Comme dans tous les camps, les tentes des débuts sont devenues des constructions en dur, et chaque génération y a ajouté un étage.

D’un étage à l’autre, Wardi va donc recueillir des fragments d’histoire palestinienne, depuis l’exode, jusqu’aux difficultés actuelles, en passant par l’époque de l’Armée palestinienne, puis celle de la Guerre des camps (1987-91), spécifique aux Palestiniens du Liban, et sur laquelle on aimerait avoir plus de données, même si les complexités de la politique libanaise étaient bien sûr difficiles à traiter dans un fil d’animation, présenté à travers le regard d’un enfant de 11 ans (1).

Mais au fur et à mesure de l’ascension de Wardi, l’enquête se révèle comme une véritable quête et la dimension symbolique devient dominante : pour accéder au dernier étage, celui de l’oncle appelé le Garçon aux pigeons, Wardi doit escalader au moyen d’échelles, puis de simples pitons fichés dans le mur, et on se rapproche du ciel, explicitant le symbole de la Tour : se rapprocher du ciel (et non pas l’attaquer, comme l’interprète la Bible dans l’histoire de la Tour de Babel), c’était en effet le but des ziggourats, ces temples mésopotamiens dont le nom veut dire : construction en hauteur, ce qui s’applique bien aux logements des camps. Ainsi, malgré le découragement de bien des membres de la famille, on aboutit finalement à l’espoir, symbolisé aussi par les pigeons qu’élève l’oncle, qui incarnent la volonté du Retour (ils reviennent toujours à leur pigeonnier natal).
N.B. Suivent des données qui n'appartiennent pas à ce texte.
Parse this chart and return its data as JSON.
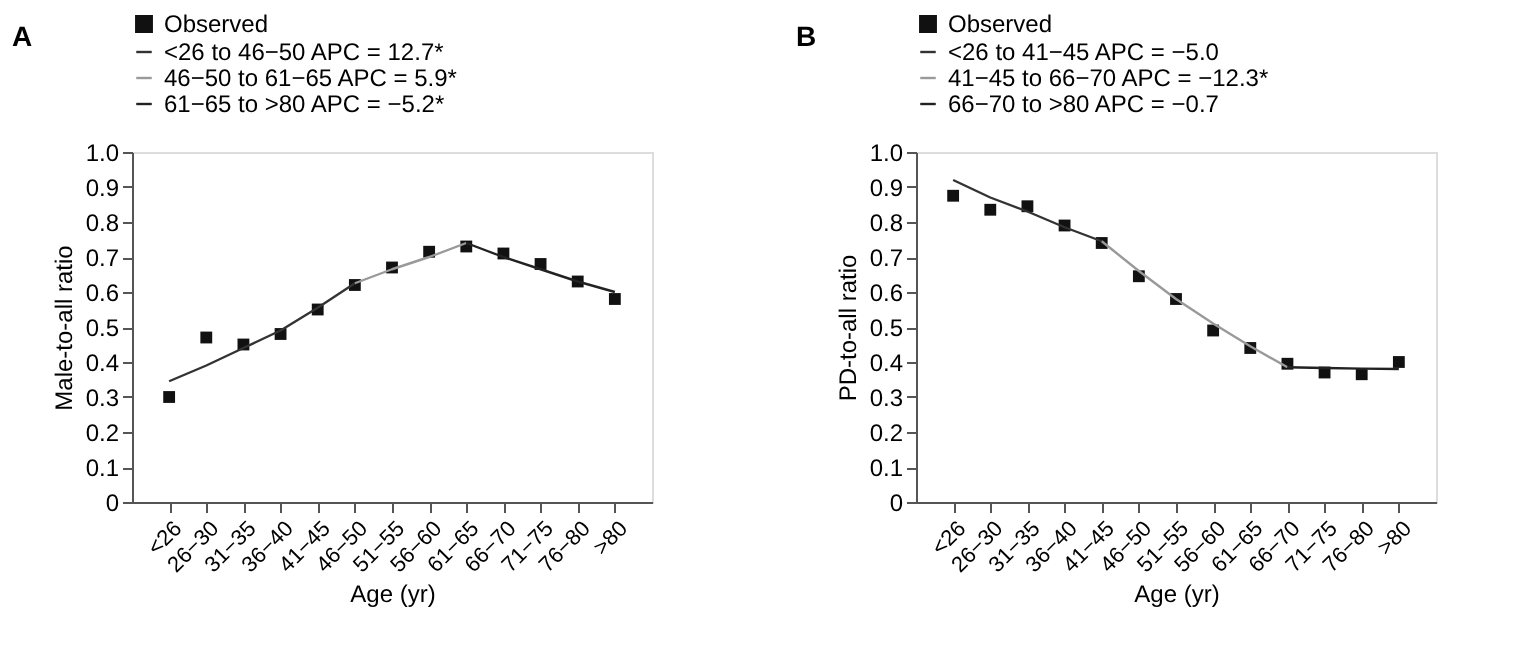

C’est donc un beau film, dont la poésie et le symbolisme n’édulcorent pas la réalité historique ; on peut regretter que Wardi, une fois qu’elle a assumé toute l’histoire palestinienne, incarne l’espoir, non par la promesse de nouvelles résistances, mais seulement par l’annonce de brillantes études qui en feront sans doute un médecin ; mais il est difficile aujourd’hui de promettre d’autres victoires au peuple palestinien.

Note :

(1) On peut se référer à un livre dont un chapitre éclaire les rapports dramatiques des réfugiés palestiniens au Liban avec leur pays d’ « accueil » : Les Réfugiés palestiniens du Liban, de Mohamed Kamel Doraï, chez Open Edition Books, disponible sur internet.